UPADATE 3 (saving the object):

assign(dataName, srdaGetData())
data <- as.name(dataName)

# save hash of the request's SQL query as data object's attribute,
# so that we can detect when configuration contains modified query
attr(data, "SQL") <- base64(request)

# save current data frame to RDS file
saveRDS(data, rdataFile)

UPDATE 4 (reproducible example):

library(RCurl)

info <- "Important data"
request <- "SELECT info FROM topSecret"
dataName <- "sf.data.devLinks"
rdataFile <- "/tmp/testAttr.rds"

getData <- function() {
  return (info)
}

requestDigest <- base64(request)

# check if the archive file has already been processed
message("\nProcessing request \"", request, "\" ...\n")

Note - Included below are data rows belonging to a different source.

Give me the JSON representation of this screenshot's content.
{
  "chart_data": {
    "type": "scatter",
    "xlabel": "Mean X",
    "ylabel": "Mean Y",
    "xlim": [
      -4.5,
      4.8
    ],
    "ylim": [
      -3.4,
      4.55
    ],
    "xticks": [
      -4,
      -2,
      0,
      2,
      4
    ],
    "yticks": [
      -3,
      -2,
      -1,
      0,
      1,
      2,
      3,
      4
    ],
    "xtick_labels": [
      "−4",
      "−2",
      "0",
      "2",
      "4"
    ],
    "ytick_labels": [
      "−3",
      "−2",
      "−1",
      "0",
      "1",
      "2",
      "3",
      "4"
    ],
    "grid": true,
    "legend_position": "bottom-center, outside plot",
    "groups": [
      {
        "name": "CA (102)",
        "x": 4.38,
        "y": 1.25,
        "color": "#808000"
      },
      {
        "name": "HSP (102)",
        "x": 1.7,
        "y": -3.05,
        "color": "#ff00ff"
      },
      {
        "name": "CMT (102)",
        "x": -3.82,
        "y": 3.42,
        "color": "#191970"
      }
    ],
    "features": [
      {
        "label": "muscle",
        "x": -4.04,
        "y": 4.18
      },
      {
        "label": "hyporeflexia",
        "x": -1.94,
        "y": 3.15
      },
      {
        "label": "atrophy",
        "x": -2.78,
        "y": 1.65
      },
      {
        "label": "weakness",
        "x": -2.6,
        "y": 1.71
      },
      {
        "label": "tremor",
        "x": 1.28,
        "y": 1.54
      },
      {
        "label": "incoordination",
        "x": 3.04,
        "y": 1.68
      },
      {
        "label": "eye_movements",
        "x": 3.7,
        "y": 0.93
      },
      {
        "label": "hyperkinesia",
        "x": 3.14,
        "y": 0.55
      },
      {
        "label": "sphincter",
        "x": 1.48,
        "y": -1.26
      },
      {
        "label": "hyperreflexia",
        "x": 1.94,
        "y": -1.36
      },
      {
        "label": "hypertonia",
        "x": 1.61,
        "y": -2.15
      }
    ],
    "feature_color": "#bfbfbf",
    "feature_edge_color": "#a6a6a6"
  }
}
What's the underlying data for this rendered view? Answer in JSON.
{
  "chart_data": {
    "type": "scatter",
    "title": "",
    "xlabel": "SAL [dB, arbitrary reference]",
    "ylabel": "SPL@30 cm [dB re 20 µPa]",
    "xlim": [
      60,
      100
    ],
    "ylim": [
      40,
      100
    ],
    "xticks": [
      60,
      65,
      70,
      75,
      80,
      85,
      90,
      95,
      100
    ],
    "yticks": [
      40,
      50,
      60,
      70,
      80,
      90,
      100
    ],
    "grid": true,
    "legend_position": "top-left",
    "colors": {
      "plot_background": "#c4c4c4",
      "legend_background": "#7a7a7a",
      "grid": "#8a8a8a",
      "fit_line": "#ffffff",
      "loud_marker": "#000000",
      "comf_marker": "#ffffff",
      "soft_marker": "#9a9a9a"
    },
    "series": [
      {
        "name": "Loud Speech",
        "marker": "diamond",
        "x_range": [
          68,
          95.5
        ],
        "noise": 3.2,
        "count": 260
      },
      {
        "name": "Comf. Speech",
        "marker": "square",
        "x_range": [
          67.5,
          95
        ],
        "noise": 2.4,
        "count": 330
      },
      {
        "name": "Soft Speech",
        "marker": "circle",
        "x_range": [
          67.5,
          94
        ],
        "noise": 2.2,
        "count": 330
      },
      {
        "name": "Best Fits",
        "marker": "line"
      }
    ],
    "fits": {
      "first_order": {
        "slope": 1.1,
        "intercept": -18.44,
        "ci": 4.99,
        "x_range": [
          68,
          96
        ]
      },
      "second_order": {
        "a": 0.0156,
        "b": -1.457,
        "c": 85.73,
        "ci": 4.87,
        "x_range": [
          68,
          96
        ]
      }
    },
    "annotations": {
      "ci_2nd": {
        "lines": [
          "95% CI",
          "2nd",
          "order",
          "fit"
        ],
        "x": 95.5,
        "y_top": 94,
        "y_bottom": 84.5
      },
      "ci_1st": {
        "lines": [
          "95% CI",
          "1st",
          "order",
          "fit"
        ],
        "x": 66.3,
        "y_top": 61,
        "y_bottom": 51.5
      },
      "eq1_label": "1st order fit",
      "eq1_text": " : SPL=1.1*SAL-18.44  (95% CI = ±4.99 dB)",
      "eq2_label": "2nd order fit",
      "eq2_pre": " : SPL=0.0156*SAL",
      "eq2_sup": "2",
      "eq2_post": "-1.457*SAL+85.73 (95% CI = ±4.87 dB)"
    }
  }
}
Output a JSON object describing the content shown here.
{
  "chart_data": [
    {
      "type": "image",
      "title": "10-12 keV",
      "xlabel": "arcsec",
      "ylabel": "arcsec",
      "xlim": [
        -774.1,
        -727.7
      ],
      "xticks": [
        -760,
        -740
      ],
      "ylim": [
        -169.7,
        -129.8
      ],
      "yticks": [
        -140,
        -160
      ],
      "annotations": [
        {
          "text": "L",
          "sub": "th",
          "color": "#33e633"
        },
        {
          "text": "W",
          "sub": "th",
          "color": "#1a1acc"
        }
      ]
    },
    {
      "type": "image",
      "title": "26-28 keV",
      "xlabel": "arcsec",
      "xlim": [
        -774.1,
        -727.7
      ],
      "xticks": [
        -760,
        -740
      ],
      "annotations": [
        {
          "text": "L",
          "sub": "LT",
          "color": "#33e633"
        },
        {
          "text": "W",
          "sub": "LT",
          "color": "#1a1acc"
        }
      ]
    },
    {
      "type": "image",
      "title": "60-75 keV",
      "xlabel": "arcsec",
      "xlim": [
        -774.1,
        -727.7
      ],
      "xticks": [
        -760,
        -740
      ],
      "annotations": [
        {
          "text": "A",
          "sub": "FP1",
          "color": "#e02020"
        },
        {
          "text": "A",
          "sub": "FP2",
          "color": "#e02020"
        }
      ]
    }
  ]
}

# read back the object with the attribute
if (file.exists(rdataFile)) {
  # now check if request's SQL query hasn't been modified
  data <- readRDS(rdataFile)
  message("Retrieved object '", as.name(data), "', containing:\n")
  message(toString(data))

  requestAttrib <- attr(data, "SQL", exact = TRUE)
  message("\nObject '", data, "' contains attribute:\n\"",
                 base64(requestAttrib), "\"\n")

  if (identical(requestDigest, requestAttrib)) {
    message("Processing skipped: RDS file is up-to-date.\n")
    stop()
  }
  rm(data)
}

message("Saving results of request \"",
        request, "\" as R data object ...\n")

assign(dataName, getData())
data <- as.name(dataName)

# save hash of the request's SQL query as data object's attribute,
# so that we can detect when configuration contains modified query
attr(data, "SQL") <- base64(request)

# save current data frame to RDS file
saveRDS(data, rdataFile)

I expect the value of dataName variable to be saved, however the code saves the name of the variable.

回答1:

If you save something using saveRDS, the equivalent loading function is readRDS/ If you save an object into an RData file, you should use load to load the object.

readRDS will allow you to specify the name of the object being loaded.

load loads the objects in an .RData file, and they will retain the names with which they were saved.

If "../cache/SourceForge/ZGV2TGlua3M=.rds" was saved using saveRDS, then

whatever <- readRDS("../cache/SourceForge/ZGV2TGlua3M=.rds")

will load the object as whatever

Running load on a file not saved in .RData format will result in the error message you posted.